Congressionally authorized in 1941, the antiquated $440 million-dollar project continues to be touted as the only solution to address flooding problems in vulnerable communities of the Yazoo Backwater Area.
New Army Corps of Engineers’ (Corps) data shows just the opposite; vast portions of the Yazoo Backwater Area will still flood even with the Yazoo Pumps in place. Specifically, had the pumps been operating during the 2019 flood, 83% of the lands that flooded would still have been underwater, and it would have taken more than two months for the Pumps to drain the water from the remaining acres.
“Let’s get one thing straight, the Yazoo Pumps are not an environmental justice project because it will not protect underserved communities from flooding,” said Louie Miller, State Director for the Mississippi Chapter of the Sierra Club. “By the Corps’ own admission, 80% of the project benefits go to agribusiness by draining wetlands to intensify farming.”
Last year, more than 230 conservation groups, social justice organizations, and scientific professionals joined over 90,000 members of the public in urging the Corps to abandon the ineffective Pumps and instead utilize proven, existing federal programs that would provide immediate, effective, and affordable flood relief to the Yazoo Backwater communities. These commonsense approaches include elevating homes and roads, and paying farmers to restore cropland back to wetlands. (See Yazoo Backwater Area Resilience Alternative developed by the conservation organizations listed above.)
“The Corps has repeatedly ignored these proven measures that would put money on the ground to these marginalized communities that need it the most, to help protect people’s lives, property, and livelihoods in the South Delta,” said Jill Mastrototaro, Mississippi Policy Director for Audubon Delta. “These are what real environmental justice solutions look like.”

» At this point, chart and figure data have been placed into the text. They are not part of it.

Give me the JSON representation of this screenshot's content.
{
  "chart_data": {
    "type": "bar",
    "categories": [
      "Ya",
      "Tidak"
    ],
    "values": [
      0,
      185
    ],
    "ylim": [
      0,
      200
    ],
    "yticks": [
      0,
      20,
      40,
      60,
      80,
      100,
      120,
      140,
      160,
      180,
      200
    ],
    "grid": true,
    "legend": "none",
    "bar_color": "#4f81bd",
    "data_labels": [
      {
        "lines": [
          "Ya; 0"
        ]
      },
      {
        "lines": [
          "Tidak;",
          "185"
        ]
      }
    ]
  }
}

In addition, the Yazoo Pumps will increase the risk of flooding for vulnerable communities located downstream.
“Operating the Yazoo Pumps will put downstream communities at risk of increased flooding, including Black communities in north Vicksburg, by dumping an additional 9 billion gallons of water a day into the Yazoo River when it’s already at flood stage,” said Olivia Dorothy, Upper Mississippi River Basin Director for American Rivers. “This massive amount of extra water could also breach the Yazoo Backwater Levee, flooding the very same communities that the pumps are supposed to protect. The Yazoo Backwater Levee has an elevated risk of crevassing and is so low that it is not accredited to handle a 100-year flood, as acknowledged by FEMA and the Corps.”